Kathleen Ferrier - Recordings

Recordings

Further information: List of recordings by Kathleen Ferrier

Ferrier's discography consists of studio recordings originally made on the Columbia and Decca labels, and recordings taken from live performances which were later issued as discs. In the years since her death, many of her recordings have received multiple reissues on modern media; between 1992 and 1996 Decca issued the Kathleen Ferrier Edition, incorporating much of Ferrier's recorded repertoire, on 10 compact discs. The discographer Paul Campion has drawn attention to numerous works which she performed but did not record, or for which no complete recording has yet surfaced. For example, only one aria from Elgar's Dream of Gerontius, and none of her renderings of 20th-century songs by Holst, Bax, Delius and others were recorded. Only a small part of her St John Passion was captured on disc.

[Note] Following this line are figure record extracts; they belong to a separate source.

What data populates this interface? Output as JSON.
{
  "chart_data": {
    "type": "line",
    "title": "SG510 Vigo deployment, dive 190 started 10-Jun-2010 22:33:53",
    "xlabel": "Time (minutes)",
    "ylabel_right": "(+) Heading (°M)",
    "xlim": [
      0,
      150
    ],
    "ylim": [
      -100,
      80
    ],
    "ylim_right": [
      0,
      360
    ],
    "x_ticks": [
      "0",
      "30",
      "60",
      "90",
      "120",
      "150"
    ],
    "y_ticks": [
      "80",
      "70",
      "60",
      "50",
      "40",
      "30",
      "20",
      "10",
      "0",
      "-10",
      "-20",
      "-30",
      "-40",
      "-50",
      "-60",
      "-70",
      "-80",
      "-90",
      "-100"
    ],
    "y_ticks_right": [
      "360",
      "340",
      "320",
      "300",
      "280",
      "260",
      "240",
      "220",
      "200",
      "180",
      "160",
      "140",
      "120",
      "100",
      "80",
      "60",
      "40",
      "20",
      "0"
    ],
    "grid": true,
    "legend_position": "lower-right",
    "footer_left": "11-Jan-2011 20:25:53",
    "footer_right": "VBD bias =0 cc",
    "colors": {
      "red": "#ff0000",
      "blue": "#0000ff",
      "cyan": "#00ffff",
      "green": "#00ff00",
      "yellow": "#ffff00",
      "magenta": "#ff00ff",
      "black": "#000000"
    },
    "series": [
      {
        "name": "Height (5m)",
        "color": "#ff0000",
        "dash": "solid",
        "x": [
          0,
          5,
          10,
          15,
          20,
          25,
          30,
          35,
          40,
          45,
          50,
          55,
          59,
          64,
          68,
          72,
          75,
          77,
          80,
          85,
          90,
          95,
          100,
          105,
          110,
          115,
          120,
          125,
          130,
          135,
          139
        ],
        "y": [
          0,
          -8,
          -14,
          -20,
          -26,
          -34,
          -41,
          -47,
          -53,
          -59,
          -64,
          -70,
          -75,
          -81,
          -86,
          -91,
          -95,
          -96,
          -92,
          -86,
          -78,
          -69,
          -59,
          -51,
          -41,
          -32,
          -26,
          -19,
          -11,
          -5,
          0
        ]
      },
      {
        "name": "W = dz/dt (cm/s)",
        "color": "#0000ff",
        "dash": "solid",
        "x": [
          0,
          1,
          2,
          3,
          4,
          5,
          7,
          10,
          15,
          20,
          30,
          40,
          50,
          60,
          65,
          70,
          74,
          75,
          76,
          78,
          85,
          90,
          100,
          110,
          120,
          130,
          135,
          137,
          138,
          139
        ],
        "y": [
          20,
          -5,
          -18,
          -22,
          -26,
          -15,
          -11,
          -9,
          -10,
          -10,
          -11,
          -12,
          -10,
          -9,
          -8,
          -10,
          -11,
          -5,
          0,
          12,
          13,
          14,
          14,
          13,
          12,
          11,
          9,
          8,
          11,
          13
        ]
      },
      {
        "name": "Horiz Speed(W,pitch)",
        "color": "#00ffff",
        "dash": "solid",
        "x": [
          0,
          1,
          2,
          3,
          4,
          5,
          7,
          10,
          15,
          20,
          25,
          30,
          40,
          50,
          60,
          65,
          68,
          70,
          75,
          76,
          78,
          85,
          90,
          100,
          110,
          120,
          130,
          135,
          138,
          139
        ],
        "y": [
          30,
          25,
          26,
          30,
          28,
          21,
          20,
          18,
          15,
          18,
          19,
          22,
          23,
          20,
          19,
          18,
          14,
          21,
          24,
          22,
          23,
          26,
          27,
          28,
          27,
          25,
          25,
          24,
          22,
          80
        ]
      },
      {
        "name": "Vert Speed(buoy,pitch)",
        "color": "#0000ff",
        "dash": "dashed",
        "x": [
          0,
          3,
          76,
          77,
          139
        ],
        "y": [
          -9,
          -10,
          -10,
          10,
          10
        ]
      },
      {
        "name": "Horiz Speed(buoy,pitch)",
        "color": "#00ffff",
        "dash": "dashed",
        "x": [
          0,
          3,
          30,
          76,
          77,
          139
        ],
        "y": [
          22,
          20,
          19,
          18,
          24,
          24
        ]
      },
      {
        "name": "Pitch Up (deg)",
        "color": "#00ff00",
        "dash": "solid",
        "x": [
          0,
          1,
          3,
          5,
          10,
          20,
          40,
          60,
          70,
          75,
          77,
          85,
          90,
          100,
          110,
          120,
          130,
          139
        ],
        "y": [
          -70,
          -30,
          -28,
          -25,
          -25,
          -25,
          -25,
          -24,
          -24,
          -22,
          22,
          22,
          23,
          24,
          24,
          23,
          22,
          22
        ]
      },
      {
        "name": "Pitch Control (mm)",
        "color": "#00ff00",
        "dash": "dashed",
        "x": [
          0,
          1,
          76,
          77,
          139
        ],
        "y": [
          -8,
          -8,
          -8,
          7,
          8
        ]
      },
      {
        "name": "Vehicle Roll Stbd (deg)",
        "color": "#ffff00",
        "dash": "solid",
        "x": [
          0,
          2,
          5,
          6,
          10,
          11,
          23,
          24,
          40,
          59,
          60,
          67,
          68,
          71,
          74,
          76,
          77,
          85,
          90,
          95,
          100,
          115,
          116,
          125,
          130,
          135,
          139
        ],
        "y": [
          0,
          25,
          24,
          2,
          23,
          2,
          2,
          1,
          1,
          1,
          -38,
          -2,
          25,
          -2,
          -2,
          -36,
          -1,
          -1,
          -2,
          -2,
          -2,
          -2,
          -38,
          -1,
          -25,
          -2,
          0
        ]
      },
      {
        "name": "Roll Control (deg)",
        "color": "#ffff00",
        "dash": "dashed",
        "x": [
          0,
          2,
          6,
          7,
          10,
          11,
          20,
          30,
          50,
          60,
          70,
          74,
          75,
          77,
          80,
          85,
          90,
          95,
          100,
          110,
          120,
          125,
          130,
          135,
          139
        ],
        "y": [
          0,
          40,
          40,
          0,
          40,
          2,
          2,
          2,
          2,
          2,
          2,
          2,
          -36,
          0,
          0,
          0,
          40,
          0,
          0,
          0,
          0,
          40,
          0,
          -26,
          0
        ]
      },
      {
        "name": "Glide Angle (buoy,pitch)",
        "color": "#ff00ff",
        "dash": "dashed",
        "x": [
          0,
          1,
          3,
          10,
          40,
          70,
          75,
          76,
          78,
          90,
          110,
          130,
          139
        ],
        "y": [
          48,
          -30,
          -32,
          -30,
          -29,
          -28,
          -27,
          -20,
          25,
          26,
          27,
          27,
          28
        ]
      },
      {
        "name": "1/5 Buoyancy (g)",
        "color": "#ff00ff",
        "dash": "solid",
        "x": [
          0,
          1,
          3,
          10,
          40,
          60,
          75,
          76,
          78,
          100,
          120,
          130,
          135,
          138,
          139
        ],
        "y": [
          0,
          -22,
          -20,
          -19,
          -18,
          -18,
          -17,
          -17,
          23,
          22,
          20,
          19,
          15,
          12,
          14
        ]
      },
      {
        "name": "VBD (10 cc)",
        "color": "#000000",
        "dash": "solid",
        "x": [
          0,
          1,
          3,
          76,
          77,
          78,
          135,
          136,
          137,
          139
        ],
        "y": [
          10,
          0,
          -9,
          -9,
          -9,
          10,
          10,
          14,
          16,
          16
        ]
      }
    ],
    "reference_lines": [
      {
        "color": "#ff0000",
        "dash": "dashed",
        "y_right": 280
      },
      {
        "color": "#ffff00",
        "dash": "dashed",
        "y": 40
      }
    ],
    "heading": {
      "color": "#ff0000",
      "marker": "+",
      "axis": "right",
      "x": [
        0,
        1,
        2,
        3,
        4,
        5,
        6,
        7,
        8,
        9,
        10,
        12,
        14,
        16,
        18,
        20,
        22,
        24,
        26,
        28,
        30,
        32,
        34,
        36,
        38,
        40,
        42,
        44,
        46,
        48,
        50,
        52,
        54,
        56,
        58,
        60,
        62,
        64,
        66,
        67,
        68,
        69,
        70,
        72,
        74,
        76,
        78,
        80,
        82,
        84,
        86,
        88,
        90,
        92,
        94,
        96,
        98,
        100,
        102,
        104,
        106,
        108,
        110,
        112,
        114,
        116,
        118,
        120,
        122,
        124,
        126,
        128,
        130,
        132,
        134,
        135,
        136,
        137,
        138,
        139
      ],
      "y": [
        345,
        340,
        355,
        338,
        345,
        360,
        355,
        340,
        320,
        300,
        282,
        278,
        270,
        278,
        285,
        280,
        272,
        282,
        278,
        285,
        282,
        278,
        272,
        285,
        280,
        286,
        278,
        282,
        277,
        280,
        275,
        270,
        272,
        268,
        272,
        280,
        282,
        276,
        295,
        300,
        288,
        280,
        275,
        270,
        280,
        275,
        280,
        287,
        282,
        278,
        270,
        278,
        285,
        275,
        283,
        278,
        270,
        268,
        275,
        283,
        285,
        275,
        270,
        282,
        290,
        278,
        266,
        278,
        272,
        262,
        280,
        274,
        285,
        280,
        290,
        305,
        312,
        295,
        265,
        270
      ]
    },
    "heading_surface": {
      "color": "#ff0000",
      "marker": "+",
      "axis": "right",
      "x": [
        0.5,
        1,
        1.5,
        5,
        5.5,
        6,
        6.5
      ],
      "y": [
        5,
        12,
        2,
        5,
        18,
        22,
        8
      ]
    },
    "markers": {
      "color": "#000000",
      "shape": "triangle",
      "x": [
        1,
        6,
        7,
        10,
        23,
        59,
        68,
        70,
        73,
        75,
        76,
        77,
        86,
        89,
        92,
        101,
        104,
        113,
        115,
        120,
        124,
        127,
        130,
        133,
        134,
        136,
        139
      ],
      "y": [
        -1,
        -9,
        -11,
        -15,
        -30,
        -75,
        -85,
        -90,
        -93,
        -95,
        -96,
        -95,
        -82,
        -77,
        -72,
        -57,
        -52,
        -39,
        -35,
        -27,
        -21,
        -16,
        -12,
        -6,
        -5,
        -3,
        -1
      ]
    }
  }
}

Two recordings were especially popular, being bought as records and played regularly as favourites on BBC Radio in shows such as Desert Island Discs, Housewives' Choice and Your Hundred Best Tunes. These were her unaccompanied rendition of the Northumbrian folk tune, "Blow the Wind Southerly", and the aria Che farò ("What is life?") from the opera Orfeo ed Euridice. These were the A-sides of the records and the corresponding B-sides, which also became familiar, were "The Keel Row" and "Art thou troubled?" from Handel's Rodelinda. These records sold in large numbers which rivalled other stars of the time such as Frank Sinatra and Vera Lynn. Today her recordings still sell hundreds of thousands of copies each year.